A Missoula entrepreneur has partnered with a former marketing executive for Nike and Starbucks, as well as health industry executives and investors, to form a fast-growing health care technology company with an office on the Hip Strip.
Alex Philp is the founder and chief science officer at Upstream Health Systems Inc., which formed last spring and is in the process of hiring employees and raising capital.
Philp is well-known in Missoula as the founder of GCS Research and several other endeavors. Upstream’s CEO is Jay Henry, a former hospital CEO in Bend, Oregon; the company’s chairman of the board is Scott Bedbury, an advertising executive who was behind Nike’s successful “Just Do It” campaign, which helped launch that company into the world’s top sporting goods brand.
“Upstream Health Systems is a new startup with three branch offices. One is here in Missoula in the GCS building on the Hip Strip,” Philp explained. “We’ve hired seven people in the last two months and we’re hiring three more."
Upstream is an advanced technology company that is dedicated to improving lives by increasing health across communities, neighborhoods and populations, Philp said.
"We are dedicated to this notion of upstream analytics – understanding the causes and conditions of diseases like coronary disease, diabetes and certain neurological diseases, among others, and helping populations prevent diseases from occurring.”
The health analytics industry is a $350 billion field within the entire $3 trillion U.S. health care industry, he added, and it’s growing fast.

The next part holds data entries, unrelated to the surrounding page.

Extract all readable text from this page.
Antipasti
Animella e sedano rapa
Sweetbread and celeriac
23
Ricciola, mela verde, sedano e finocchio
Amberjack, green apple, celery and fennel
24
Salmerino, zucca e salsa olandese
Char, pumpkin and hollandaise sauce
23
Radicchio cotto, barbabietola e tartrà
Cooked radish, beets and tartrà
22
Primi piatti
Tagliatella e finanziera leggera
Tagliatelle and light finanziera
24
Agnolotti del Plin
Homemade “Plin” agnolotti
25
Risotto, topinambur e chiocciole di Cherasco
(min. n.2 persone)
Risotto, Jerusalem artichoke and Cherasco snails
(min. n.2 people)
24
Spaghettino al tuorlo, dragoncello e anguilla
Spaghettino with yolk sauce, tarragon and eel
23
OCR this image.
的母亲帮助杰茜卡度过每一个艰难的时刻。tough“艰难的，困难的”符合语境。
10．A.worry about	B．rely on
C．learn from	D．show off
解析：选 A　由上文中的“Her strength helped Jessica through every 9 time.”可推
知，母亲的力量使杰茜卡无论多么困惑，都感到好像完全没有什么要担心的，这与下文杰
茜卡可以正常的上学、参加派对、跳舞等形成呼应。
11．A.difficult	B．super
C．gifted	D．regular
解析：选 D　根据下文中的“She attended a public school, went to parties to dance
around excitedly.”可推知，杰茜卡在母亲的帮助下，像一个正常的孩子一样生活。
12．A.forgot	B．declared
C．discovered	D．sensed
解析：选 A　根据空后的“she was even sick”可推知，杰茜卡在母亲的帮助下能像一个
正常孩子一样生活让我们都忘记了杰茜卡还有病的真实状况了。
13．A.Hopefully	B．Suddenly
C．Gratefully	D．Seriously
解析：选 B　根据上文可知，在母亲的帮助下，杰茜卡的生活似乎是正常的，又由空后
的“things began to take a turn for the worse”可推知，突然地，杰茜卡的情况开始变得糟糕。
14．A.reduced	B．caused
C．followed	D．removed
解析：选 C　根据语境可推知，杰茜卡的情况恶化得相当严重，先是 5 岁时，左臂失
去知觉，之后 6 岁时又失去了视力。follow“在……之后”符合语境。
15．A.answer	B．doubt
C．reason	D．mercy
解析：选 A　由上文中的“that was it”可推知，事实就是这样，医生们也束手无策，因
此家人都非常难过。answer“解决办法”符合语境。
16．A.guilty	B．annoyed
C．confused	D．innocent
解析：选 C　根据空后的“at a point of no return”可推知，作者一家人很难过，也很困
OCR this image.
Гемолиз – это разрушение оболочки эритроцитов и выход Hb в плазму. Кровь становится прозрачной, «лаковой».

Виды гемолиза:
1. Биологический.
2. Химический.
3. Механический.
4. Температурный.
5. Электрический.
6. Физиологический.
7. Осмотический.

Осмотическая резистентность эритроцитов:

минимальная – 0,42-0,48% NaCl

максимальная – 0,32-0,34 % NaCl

The company has offices in Bend and Seattle, but the Missoula office is where the firm’s mathematicians, statisticians, economists and senior developer build and develop software.
“We are focusing on innovative health care systems and private companies, trying to envision how to make entire regions healthier,” Philp explained. “We are looking at the connections between people and place and health. We want to help people go from being patients to smart consumers, and we have a lot of tricks up our sleeve and major announcements, when it comes to new projects and ideas, coming up.”
The company’s flagship product is called “Navigator,” a software application it sells to health systems, insurance providers and pharmaceutical companies.
“We are very focused on environmental factors,” Philp said. “Where you live matters in terms of lifestyle behavior, exposure to carcinogens and in terms of accessibility to clean foods and water. We build software that allows our clients to take all of these factors together into one application. There are hundreds of variables can be analyzed to see a health trajectory.”
Philp said certain factors contribute to the overall risk a population has of being susceptible to disease. Philp said the notion of geography as a risk factor has been undervalued and underappreciated compared to lifestyle and behavior.
“Approximately 40 to 55 percent of risk is based on your lifestyle behaviors,” he said. “And where you live is approximately 20 to 25 percent. Genetic determinants is 15 percent and actually the health care system is 7 to 10 percent. So where you live, your home, is a much bigger driver combined with behavior. We decided we could literally map all that so people could understand these diseases, these processes. We could work with clients on where we can intervene."
Philp said that the company is a classic spinoff of GCS Research, and was formed after the Missoula Downtown Association facilitated a meeting with an angel investor, Frank Martinez, formerly of Microsoft.
“There is a lot of innovation coming out of Missoula, and the Missoula Downtown Association really deserves credit,” Philp said. “After (Martinez) invested, we got other angels and that led to our second seed round. We have investors coming in potentially from Asia. Our seed round of capital has been very successful."
Philp said the Hip Strip is a perfect location for a tech company.
“We love being downtown,” he said. “We have Le Petit and KettleHouse right here and we have all the fiber-optic cable we could want. The Hip Strip is where, I like to say, you can get your bread, beer and bytes all in one place.”